Moody's cited political unrest, the deterioration of Egypt's external payments position and doubt over whether the government could secure a vital US$4.8 billion loan from the International Monetary Fund.
The unrest has triggered a flight into dollars, draining the country's foreign reserves which the Central Bank of Egypt said fell to $13.6 billion at the end of January – below the $15 billion level needed to cover three months of imports.
In an effort to avoid a full currency crisis, the Central Bank introduced regular foreign currency auctions in late December. Since then, the pound has weakened by 8.2 percent against the dollar. It was last bid on Wednesday at LE6.7287 to the dollar – a new record low.
Dealers said volumes were thin, with trading switching to a parallel market where the pound was trading weaker still.

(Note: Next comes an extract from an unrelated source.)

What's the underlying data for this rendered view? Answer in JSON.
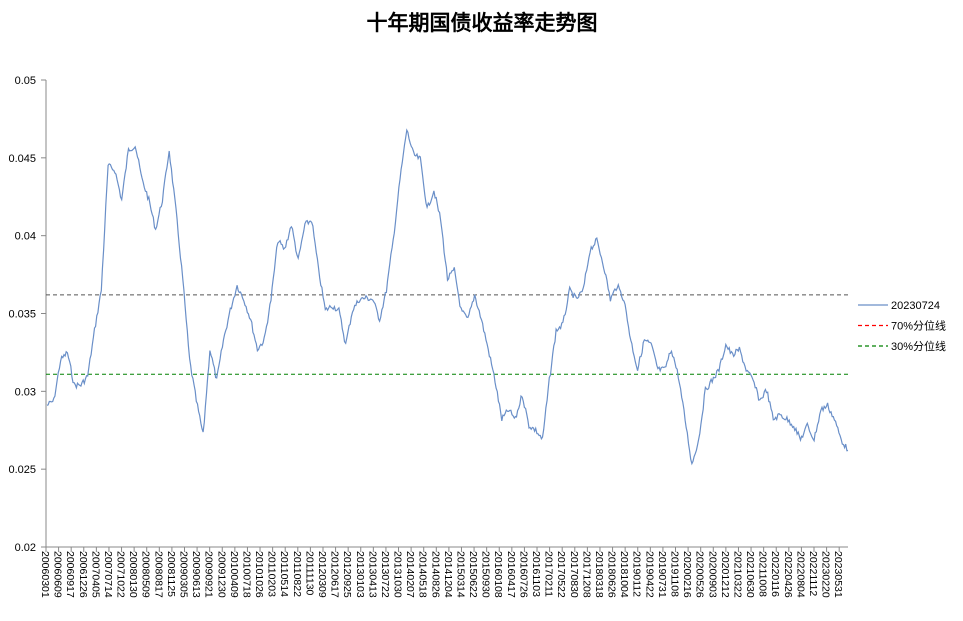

Three market participants said the currency had weakened to stand at LE7.2 to the dollar Wednesday compared to levels of around LE6.9 late last week.
"It is probably related to yesterday's downgrade (and) is definitely affecting the supply of US dollars in the market by the Central Bank. It is way too low compared to the demand,"
said one trader, speaking on condition of anonymity. "I think the gap will only widen between official rates and the parallel market as long as the supply-demand ratio is not fulfilled in the banking sector," he added.
The Central Bank held its 21st foreign currency auction Wednesday, selling $38.9 million. The cut-off price was LE6.7188 to the dollar, weaker than Monday's level of LE6.7082.
The Central Bank had offered $40 million at Wednesday's auction – the same amount it offered Monday. They are the smallest amounts on offer since the currency auction system began.
The weighted average bid at the Central Bank auctions determines the pound's price in the interbank market, but the central bank has set a trading band of 0.01 piasters that restricts its movement.
The Egyptian government in December postponed final ratification of a $4.8 billion loan agreement with the IMF because of political unrest in the country at the time.
Moody's on Tuesday cut Egypt's government bond rating by one notch to B3 from B2, and said it may cut the rating further.